A nonprofit digital privacy group called NOYB, short for None Of Your Business, has formally issued a complaint against Mozilla with the Austrian data protection authority (DSB), urging it to investigate the browser maker's "Privacy Preserving Attribution" (PPA) feature in Firefox. According to NOYB, this feature is at odds with its reassuring name by tracking Firefox users without their consent.
NOBY likens PPA to the Privacy Sandbox feature that Google once pushed and
later abandoned in Chrome, saying it turns the browser itself into a tracking tool for websites. Rather than using cookies in the traditional sense, websites essentially ask Firefox to store information about a user's interactions with ads, and that information gets bundled with other users to be periodically sent to a website as an aggregate summary of results.
"PPA does not involve sending information about your browsing activities to anyone. This includes Mozilla and our DAP partner (ISRG). Advertisers only receive aggregate information that answers basic questions about the effectiveness of their advertising," Mozilla explains in a blog post.
NOYB does concede that this method "might be an improvement compared to even more invasive cooking tracking," but it takes umbrage with the latest version of Firefox enabling the feature without explicitly asking users for permission. The privacy watchdog calls it "particularly worrying" given Mozilla's generally positive reputation when it comes to these sort of things.
The watchdog also alleges that PPA runs afoul of the European Union's GDPR rules, saying that while it doesn't replace cookies, it is an alternative or additional way for websites to target advertising.

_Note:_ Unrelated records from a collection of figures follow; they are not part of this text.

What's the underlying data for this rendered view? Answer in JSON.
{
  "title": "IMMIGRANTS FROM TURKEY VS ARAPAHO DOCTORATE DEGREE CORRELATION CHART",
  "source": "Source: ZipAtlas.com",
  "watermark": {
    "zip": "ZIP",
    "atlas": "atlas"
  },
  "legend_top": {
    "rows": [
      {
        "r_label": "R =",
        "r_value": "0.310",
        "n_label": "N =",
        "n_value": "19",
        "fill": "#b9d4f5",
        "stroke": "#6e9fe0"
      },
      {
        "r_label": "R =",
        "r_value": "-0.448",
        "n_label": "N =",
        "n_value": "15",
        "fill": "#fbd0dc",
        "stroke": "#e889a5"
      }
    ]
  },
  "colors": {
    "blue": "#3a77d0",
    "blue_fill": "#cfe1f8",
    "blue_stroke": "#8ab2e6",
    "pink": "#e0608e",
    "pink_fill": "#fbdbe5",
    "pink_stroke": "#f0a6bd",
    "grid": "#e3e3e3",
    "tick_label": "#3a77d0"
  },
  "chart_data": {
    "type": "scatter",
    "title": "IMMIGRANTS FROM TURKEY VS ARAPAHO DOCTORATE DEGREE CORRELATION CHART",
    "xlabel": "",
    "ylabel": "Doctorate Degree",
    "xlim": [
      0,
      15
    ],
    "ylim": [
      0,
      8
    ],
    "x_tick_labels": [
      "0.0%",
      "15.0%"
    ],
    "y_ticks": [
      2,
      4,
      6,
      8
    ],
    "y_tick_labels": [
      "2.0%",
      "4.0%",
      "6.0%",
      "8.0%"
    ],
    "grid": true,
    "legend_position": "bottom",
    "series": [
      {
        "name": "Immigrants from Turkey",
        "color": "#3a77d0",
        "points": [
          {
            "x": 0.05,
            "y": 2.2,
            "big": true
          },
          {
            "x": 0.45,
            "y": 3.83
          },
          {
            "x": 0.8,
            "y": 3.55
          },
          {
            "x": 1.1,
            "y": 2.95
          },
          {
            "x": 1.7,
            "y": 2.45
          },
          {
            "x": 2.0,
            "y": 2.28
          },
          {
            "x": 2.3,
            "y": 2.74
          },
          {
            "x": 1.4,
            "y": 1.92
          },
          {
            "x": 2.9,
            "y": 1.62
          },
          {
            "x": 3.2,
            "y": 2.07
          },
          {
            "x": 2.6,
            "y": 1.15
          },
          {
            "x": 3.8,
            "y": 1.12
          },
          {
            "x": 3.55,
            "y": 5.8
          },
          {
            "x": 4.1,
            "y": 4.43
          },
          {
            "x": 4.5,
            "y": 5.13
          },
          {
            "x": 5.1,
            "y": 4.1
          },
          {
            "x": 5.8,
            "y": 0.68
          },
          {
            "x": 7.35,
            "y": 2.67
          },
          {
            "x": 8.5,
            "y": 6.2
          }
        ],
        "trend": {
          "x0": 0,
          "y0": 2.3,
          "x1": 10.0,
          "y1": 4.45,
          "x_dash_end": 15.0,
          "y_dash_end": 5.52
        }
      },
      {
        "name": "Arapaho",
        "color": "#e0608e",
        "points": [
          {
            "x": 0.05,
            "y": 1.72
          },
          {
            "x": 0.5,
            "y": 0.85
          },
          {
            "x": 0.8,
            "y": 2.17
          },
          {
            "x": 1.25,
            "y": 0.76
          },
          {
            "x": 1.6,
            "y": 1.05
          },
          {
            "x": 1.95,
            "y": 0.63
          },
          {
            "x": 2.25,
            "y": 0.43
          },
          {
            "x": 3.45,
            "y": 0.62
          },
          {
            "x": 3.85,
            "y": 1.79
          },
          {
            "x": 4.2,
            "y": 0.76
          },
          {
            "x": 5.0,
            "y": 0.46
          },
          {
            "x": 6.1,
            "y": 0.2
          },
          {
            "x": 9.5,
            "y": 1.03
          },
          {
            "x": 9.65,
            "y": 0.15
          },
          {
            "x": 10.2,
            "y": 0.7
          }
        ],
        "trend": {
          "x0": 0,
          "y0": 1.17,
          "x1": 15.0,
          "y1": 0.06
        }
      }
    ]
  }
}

"Mozilla has just bought into the narrative that the advertising industry has a right to track users by turning Firefox into an ad measurement tool. While Mozilla may have had good intentions, it is very unlikely that 'privacy preserving attribution' will replace cookies and other tracking tools. It is just a new, additional means of tracking users," said Felix Mikolasch, data protection lawyer at NOYB.
Mikolasch went
further with the criticism levied at the Firefox developer, saying, "It's a shame that an organization like Mozilla believes users are too dumb to say yes or no. Users should be able to make a choice and the feature should have been turned off by default."
It should be noted that
PPA is a limited test at the moment, with a "small number of sites" participating. Nevertheless, NOYB is urging the DSB to investigate and to force Mozilla to make it it an opt-in system.